Membimbing penyelesaian secara individual maupun kelompok.
Pendidik membimbing dan mengarahkan belajar secara efektif dan efisien.
4.
Menyajikan hasil penyelesaian pengajuan dan pemecahan masalah.
Pendidik membantu peserta didik dalam merencanakan dan menetapkan suatu kelompok atau seorang peserta didik dalam menyajikan hasil tugasnya.
5.
Memeriksa pemahaman dan memberikan umpan balik sebagai evaluasi.
Memeriksa kemampuan peserta didik dan memberikan umpan balik untuk menerapkan masalah yang dipelajari pada suatu materi lebih lanjut dan pada konteks nyata masalah sehari-hari.

Adapun tujuan instuksional dan tujuan tidak langsung pada model pembelajaran JUCAMA menurut Siswono (2008, hlm. 70), yakni:
Tujuan instuksional:
1. Meningkatkan hasil belajar peserta didik terutama dalam memecahkan masalah, yang berkaitan dengan materi yang dibahas; dan
2. Meningkatkan kemampuan peserta didik dalam berpikir kreatif yang diindikasikan dengan kefasihan, fleksibilitas, maupun kebaruan dalam mengajukan dan memecahkan masalah matematika.
Tujuan tidak langsung:
1. Mengaitkan konsep-konsep matematika yang sudah dipelajari dengan konsep lain dan pengalaman peserta didik sehari-hari;
2. Memusatkan perhatian dan melakukan pengulangan terhadap materi yang sudah dipelajari atau dengan kalimat lain mendorong untuk belajar mandiri; dan
3. Melatih mengomunikasikan ide secara rasional atau bernalar, karena dituntut untuk menjawab masalah secara divergen.
Setiap penggunaan model pembelajaran pastinya memiliki suatu kelebihan maupun kelemahan. Kelebihan model pembelajaran JUCAMA, di antaranya:
1. Mengembangkan kemampuan peserta didik untuk berpikir kritis melalui pemecahan masalah;
2. Mengembangkan kemampuan kognitif dan kreativitas peserta didik melalui pengajuan masalah;
3. Meningkatkan prestasi dan keaktifan siswa dalam pembelajaran melalui pengajuan dan pemecahan masalah;
4. Memotivasi peserta didik untuk belajar dan menyukai matematika; dan
5. Melatih peserta didik untuk mengomunikasikan ide-ide pengajuan masalah dan pemecahan masalah.

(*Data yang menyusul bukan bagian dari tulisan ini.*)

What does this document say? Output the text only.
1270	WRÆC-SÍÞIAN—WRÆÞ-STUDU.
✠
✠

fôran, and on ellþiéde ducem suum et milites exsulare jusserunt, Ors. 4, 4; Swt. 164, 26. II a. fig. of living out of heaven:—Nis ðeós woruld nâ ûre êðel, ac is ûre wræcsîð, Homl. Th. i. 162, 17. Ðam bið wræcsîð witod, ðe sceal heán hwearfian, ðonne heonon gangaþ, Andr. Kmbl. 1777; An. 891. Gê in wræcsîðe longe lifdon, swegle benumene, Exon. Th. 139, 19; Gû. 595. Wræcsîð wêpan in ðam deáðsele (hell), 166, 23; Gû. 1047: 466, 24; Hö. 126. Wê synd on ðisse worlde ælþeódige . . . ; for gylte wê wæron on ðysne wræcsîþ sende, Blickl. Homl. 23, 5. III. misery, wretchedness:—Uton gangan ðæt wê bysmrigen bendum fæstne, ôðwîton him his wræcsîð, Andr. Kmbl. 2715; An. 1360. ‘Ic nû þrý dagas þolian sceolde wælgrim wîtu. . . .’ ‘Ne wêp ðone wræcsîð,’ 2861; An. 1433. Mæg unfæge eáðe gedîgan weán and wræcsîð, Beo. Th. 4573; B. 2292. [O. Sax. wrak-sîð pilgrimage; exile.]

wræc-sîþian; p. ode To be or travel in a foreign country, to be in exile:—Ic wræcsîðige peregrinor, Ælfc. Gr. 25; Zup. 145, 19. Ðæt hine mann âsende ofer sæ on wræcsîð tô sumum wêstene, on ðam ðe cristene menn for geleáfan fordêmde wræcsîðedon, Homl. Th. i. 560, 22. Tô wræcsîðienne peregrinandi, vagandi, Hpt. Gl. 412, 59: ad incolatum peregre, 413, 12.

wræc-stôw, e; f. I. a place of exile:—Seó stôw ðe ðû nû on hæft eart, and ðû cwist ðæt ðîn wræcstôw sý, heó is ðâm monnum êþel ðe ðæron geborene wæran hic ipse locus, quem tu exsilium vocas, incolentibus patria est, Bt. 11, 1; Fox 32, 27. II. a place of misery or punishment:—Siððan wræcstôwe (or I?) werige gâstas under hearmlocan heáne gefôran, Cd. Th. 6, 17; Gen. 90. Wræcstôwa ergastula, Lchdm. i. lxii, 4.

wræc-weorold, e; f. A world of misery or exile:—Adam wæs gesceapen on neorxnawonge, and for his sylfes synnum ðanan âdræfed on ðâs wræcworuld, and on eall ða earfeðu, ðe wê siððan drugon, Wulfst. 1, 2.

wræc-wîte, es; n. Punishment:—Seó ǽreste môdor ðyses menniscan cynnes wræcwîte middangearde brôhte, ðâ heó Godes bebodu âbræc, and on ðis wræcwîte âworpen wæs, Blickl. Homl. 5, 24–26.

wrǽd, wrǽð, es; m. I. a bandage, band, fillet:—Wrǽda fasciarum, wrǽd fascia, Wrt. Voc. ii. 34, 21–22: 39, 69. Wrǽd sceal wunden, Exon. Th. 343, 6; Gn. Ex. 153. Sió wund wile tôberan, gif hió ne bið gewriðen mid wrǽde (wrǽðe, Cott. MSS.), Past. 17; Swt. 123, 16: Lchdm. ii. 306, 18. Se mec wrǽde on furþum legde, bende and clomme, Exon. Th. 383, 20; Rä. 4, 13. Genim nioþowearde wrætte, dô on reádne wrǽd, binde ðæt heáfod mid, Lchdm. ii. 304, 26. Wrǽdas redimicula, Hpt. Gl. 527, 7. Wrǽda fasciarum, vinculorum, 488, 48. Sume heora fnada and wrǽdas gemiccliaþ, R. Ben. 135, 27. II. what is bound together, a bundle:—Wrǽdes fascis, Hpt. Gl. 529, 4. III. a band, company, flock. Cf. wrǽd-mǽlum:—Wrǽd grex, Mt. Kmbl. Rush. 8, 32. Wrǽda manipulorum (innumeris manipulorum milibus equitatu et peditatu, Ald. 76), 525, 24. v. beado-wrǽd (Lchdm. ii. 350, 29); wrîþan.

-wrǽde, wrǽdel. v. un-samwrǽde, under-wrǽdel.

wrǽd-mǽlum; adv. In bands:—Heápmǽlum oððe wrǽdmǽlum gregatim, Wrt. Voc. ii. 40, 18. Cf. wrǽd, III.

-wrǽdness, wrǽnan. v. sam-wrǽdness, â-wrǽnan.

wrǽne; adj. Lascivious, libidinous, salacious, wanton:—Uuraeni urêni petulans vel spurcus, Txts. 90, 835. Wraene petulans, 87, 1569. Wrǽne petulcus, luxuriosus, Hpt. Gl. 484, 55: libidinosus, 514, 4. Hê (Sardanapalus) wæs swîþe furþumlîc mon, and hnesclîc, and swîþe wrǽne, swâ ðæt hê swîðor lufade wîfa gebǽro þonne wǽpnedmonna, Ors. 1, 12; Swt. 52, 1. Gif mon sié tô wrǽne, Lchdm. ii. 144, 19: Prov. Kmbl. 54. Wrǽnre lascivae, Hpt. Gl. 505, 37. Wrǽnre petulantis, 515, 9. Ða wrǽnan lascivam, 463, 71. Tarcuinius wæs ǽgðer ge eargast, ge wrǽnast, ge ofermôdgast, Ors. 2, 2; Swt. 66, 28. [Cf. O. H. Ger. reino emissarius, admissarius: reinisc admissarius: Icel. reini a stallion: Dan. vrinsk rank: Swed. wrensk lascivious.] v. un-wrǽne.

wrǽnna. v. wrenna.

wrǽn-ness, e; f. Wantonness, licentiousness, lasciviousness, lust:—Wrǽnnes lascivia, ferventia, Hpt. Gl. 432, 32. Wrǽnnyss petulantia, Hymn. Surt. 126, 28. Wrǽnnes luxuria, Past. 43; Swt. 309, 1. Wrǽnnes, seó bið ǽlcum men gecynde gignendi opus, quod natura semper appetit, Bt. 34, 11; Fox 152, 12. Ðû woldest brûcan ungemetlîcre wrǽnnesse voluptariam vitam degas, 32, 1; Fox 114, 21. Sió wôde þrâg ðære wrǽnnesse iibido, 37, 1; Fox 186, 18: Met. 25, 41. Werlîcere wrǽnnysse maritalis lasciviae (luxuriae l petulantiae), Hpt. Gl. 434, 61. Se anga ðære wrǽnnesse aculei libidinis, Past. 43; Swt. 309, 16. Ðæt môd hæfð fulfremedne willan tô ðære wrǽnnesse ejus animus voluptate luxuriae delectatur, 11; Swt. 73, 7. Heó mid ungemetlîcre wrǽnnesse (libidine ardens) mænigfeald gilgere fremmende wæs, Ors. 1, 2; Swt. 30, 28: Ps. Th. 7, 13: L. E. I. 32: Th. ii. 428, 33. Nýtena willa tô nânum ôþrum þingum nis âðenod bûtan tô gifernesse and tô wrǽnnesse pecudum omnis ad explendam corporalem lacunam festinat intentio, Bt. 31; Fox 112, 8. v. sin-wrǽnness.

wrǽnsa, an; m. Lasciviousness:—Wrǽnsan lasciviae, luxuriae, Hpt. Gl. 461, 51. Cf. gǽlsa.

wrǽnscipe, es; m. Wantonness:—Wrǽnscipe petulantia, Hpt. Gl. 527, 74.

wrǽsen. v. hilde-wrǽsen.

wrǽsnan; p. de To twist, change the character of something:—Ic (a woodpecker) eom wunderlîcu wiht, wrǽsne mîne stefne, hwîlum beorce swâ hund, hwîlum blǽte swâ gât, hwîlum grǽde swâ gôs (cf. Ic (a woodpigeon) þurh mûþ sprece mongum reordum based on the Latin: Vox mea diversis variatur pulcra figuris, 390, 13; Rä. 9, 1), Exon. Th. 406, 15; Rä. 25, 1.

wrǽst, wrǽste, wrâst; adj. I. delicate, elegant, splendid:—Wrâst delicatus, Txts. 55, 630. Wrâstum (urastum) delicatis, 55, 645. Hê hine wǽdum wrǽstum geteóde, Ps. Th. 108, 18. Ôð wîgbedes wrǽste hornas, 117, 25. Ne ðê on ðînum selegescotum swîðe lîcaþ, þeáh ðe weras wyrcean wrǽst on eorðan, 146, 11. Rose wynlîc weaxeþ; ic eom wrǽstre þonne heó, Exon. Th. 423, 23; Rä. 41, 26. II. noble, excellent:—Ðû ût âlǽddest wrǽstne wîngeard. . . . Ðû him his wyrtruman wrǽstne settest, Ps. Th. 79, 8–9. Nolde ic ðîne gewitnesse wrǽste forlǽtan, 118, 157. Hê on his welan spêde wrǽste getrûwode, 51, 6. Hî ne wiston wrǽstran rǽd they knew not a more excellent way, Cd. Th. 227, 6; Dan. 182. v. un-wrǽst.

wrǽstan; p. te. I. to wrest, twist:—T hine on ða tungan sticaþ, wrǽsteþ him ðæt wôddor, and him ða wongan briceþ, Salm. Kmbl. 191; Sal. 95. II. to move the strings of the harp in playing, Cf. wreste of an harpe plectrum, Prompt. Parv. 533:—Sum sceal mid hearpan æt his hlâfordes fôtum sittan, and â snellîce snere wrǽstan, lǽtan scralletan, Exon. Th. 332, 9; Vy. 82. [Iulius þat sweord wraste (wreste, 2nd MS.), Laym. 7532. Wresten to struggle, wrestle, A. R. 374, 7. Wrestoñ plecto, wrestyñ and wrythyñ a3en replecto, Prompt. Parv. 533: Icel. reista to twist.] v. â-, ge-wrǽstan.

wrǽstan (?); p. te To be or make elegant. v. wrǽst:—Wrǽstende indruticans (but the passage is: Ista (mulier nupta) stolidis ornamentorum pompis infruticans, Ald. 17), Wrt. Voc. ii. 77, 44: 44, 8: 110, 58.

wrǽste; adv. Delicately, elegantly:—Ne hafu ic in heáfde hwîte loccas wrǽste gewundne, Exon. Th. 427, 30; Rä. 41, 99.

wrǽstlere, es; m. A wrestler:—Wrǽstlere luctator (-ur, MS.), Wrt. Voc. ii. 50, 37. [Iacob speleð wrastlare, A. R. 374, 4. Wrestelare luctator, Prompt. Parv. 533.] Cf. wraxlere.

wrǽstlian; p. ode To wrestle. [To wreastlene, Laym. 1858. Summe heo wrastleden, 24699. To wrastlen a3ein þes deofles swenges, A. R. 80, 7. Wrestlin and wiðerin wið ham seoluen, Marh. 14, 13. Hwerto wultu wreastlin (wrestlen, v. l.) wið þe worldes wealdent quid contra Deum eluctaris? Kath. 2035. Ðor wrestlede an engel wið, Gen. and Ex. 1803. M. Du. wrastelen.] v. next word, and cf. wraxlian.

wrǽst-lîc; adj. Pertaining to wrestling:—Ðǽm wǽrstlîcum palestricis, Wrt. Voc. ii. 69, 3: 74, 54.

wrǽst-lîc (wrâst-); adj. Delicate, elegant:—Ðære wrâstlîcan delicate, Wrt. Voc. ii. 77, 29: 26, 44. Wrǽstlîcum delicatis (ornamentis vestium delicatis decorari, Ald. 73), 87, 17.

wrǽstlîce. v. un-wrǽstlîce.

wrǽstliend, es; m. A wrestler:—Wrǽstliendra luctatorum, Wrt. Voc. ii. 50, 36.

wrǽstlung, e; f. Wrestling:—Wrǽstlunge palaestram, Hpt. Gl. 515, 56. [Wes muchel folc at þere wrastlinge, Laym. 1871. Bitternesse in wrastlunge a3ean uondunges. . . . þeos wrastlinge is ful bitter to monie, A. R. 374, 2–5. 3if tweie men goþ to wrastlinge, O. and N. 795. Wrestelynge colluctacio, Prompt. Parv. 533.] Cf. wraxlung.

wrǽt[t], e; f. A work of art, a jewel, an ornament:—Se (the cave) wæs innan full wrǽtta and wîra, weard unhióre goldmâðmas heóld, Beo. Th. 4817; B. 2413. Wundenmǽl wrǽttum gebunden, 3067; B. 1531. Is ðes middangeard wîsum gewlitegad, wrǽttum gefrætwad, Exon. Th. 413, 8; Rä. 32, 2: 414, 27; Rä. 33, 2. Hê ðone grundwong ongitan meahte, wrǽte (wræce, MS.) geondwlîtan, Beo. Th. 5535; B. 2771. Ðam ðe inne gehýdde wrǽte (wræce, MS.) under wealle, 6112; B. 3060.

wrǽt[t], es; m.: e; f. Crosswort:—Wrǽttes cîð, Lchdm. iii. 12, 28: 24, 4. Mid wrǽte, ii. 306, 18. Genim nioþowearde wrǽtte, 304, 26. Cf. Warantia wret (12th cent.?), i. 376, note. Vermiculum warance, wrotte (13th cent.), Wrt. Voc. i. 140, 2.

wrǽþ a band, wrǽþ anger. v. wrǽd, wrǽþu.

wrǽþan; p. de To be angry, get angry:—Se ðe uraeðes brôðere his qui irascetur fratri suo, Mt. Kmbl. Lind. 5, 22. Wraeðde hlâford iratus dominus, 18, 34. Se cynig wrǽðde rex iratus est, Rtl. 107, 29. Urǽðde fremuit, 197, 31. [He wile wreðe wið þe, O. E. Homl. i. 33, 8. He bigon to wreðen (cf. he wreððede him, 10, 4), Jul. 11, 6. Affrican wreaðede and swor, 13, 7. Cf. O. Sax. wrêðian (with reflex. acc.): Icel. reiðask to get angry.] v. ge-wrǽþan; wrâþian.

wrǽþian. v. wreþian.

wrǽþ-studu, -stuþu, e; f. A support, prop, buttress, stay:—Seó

Sedangkan kelemahan model pembelajaran JUCAMA, antara lain:
1. Pelaksanaan pembelajaran dengan menggunakan model pembelajaran JUCAMA membutuhkan waktu yang relatif lama; dan
2. Apabila siswa tidak memiliki minat tinggi, maka siswa akan kesulitan dalam mengajukan dan memecahkan masalah.

Referensi
Siswono (2008). Model Pembelajaran Matematika Berbasis Pengajuan dan Pemecahan Masalah untuk Meningkatkan Kemampuan Berpikir Kreatif. Surabaya: Unesa University Press.